The investigation continues, and Malaysian mortuary officials say they are working hard to determine the cause of death.

Photo by: AFP
Photo by: AFP

Kim Jong-nam is seen in this file photo after his arrest in Japan in 2001.

The investigation into the death of Kim Jong-nam, the half-brother of North Korean leader Kim Jong-un, continues in Malaysia after the country's director of health said the autopsy showed no evidence of a heart attack.

He was allegedly killed with poison-tipped needles by two women at Kuala Lumpur airport and died en route to hospital on February 13.

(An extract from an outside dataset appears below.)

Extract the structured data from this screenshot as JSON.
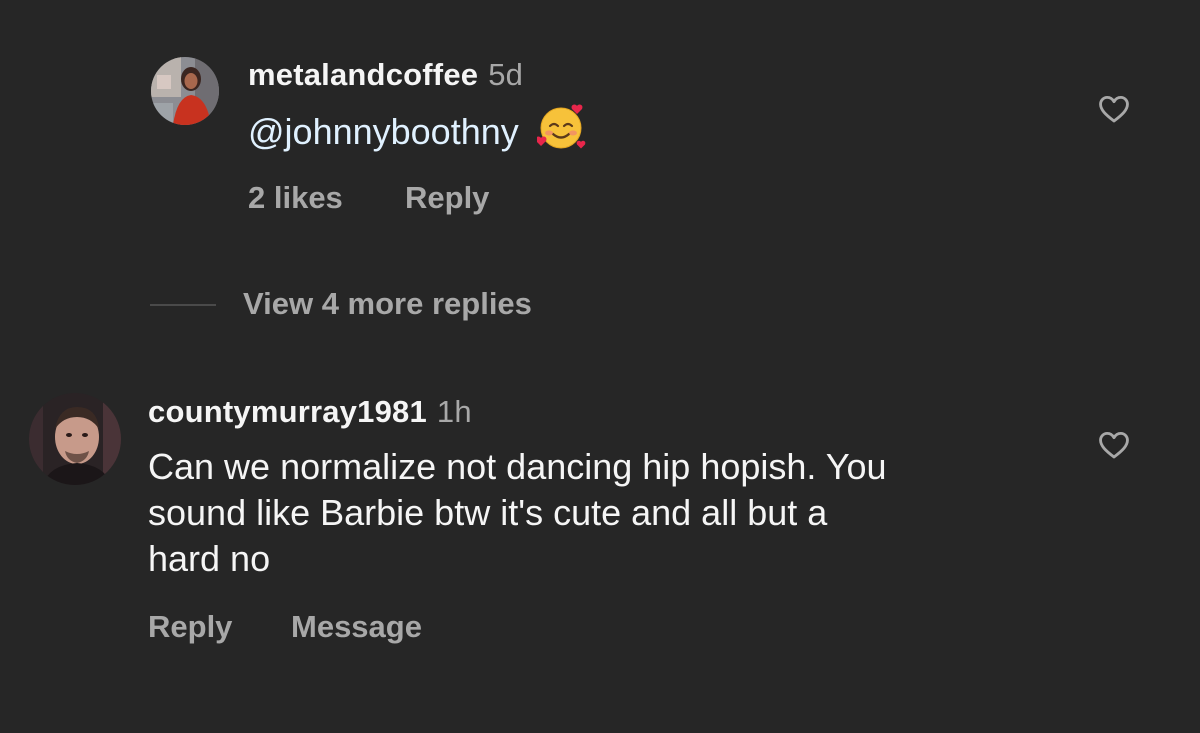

"The medical, legal specimens were handed over to the investigating police officer immediately after the postmortem examination to be sent to the accredited laboratories for analysis. These analyses are meant to confirm the identity of the deceased person and also the cause of death both which are still pending at the moment," Health Director-General Datuk Dr Noor Hisham Abdullah told a news conference on Tuesday.

Kim Jong-nam was the son of South Korean-born actress Sung Hae-rim, who was believed to have been a mistress of late North Korean leader Kim Jong-il.

His mother died in exile in Russia in 2002. 

He was disowned after being arrested in 2001 while travelling on a forged passport.

He was said to have been trying to visit Tokyo Disneyland.

Security has been bolstered at the hospital where his body is being held, and it's reported Kim's son will personally claim his father's remains.